Proceedings of the
European Safety and Reliability Conference (ESREL2026)
14 – 19 June 2026, Braga, Portugal
Integrating an Automated Action Recognition with a Simulation Approach to Analyze the Risks of the Newborn Life Support Algorithm
Centre for Manufacturing Systems, Industrial Engineering Department, Parahyangan Catholic University, Indonesia.
Resilience Engineering Research Group, University of Nottingham, United Kingdom.
Computer Vision Lab, School of Computer Science, University of Nottingham, United Kingdom.
Centre for Perinatal Research, School of Medicine, University of Nottingham, United Kingdom.
Computer Vision Lab, School of Computer Science, University of Nottingham, United Kingdom.

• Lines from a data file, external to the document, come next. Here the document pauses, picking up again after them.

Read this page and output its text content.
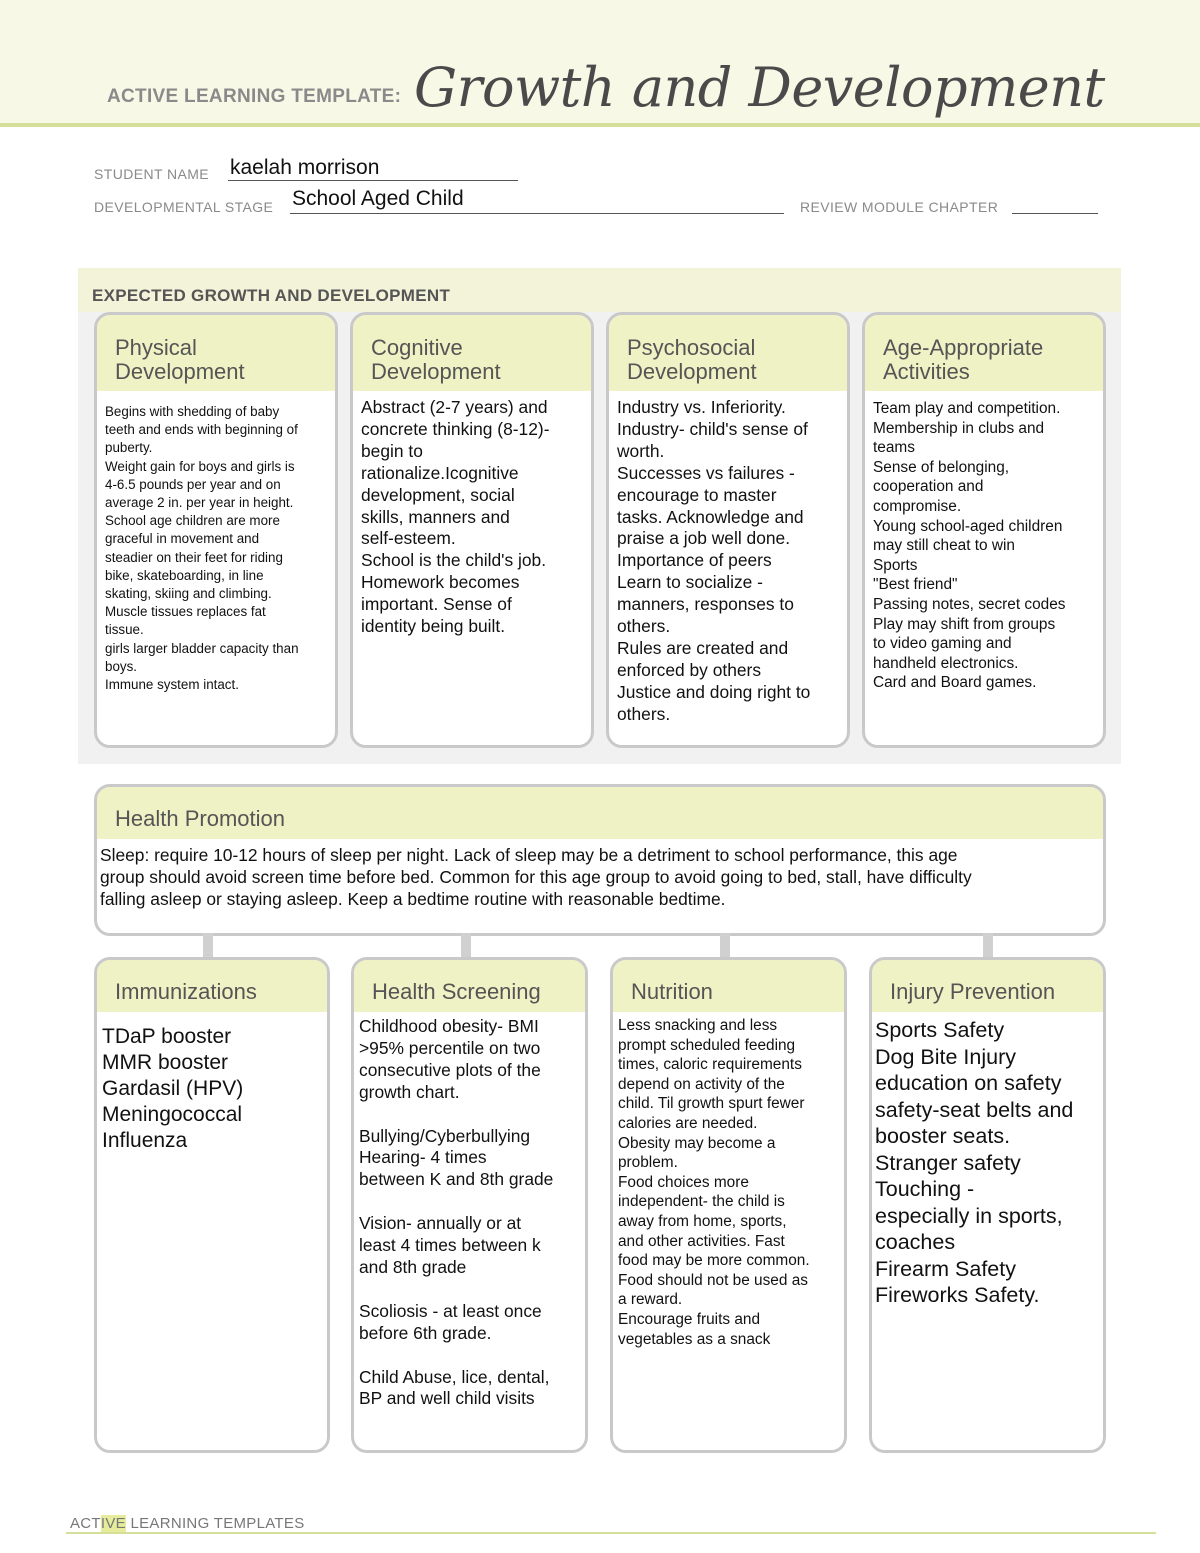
ACTIVE LEARNING TEMPLATE: Growth and Development
STUDENT NAME kaelah morrison
DEVELOPMENTAL STAGE School Aged Child	REVIEW MODULE CHAPTER
EXPECTED GROWTH AND DEVELOPMENT
Physical
Development
Begins with shedding of baby
teeth and ends with beginning of
puberty.
Weight gain for boys and girls is
4-6.5 pounds per year and on
average 2 in. per year in height.
School age children are more
graceful in movement and
steadier on their feet for riding
bike, skateboarding, in line
skating, skiing and climbing.
Muscle tissues replaces fat
tissue.
girls larger bladder capacity than
boys.
Immune system intact.
Cognitive
Development
Abstract (2-7 years) and
concrete thinking (8-12)-
begin to
rationalize.Icognitive
development, social
skills, manners and
self-esteem.
School is the child's job.
Homework becomes
important. Sense of
identity being built.
Psychosocial
Development
Industry vs. Inferiority.
Industry- child's sense of
worth.
Successes vs failures -
encourage to master
tasks. Acknowledge and
praise a job well done.
Importance of peers
Learn to socialize -
manners, responses to
others.
Rules are created and
enforced by others
Justice and doing right to
others.
Age-Appropriate
Activities
Team play and competition.
Membership in clubs and
teams
Sense of belonging,
cooperation and
compromise.
Young school-aged children
may still cheat to win
Sports
"Best friend"
Passing notes, secret codes
Play may shift from groups
to video gaming and
handheld electronics.
Card and Board games.
Health Promotion
Sleep: require 10-12 hours of sleep per night. Lack of sleep may be a detriment to school performance, this age
group should avoid screen time before bed. Common for this age group to avoid going to bed, stall, have difficulty
falling asleep or staying asleep. Keep a bedtime routine with reasonable bedtime.
Immunizations
TDaP booster
MMR booster
Gardasil (HPV)
Meningococcal
Influenza
Health Screening
Childhood obesity- BMI
>95% percentile on two
consecutive plots of the
growth chart.

Bullying/Cyberbullying
Hearing- 4 times
between K and 8th grade

Vision- annually or at
least 4 times between k
and 8th grade

Scoliosis - at least once
before 6th grade.

Child Abuse, lice, dental,
BP and well child visits
Nutrition
Less snacking and less
prompt scheduled feeding
times, caloric requirements
depend on activity of the
child. Til growth spurt fewer
calories are needed.
Obesity may become a
problem.
Food choices more
independent- the child is
away from home, sports,
and other activities. Fast
food may be more common.
Food should not be used as
a reward.
Encourage fruits and
vegetables as a snack
Injury Prevention
Sports Safety
Dog Bite Injury
education on safety
safety-seat belts and
booster seats.
Stranger safety
Touching -
especially in sports,
coaches
Firearm Safety
Fireworks Safety.
ACTIVE LEARNING TEMPLATES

BlueSkeyeAI, The Sir Collin Campbell Building, United Kingdom.
ABSTRACT
The Newborn Life Support (NLS) algorithm is an evidence-based protocol to resuscitate and stabilize a compromised baby. The resuscitation team should perform this in a timely and effective manner. Both technical and social aspects of this procedure can influence its outputs. Therefore, a comprehensive study integrating these aspects to analyze the performance of the NLS procedure is essential. Previous studies have investigated the significance of either the technical or non-technical aspects of the procedure using video recordings. However, this requires manual analysis of the recordings, making it lengthy and burdensome for clinicians. Therefore, an automated analysis of the recorded videos to identify variations in the NLS protocol would be highly beneficial. Our research introduces a potential solution to address these issues. We developed an integrated automated action recognition and simulation model that can be used to analyze the risks of the resuscitation procedure. The first element of the solution is the NLS simulation model developed using the Colored Petri Net approach. It considers both technical and non-technical aspects of the procedure, such as different types of respiratory devices, the levels of doctor’s experience, and the ability of the clinical staff to cope with the stressful situation during the procedure. The second element is the automated variation recognition system, which is built on a combination of image segmentation and action recognition techniques. The integration involves automated identification of the status of the wet towel removal step in the input NLS recordings, which is fed into the simulation model to analyze the risk of the clinical procedure in the long run. The risk is observed through the changes in the proportion of satisfactory conditions, resuscitation duration, and baby’s final heart rate. A simple graphical interface for this integrated system was also developed, allowing users to experiment with different NLS activity settings.
Keywords: Newborn Life Support, Colored Petri Nets, Action Recognition, Integrated Simulation Model, Clinical Risks, Healthcare Modelling.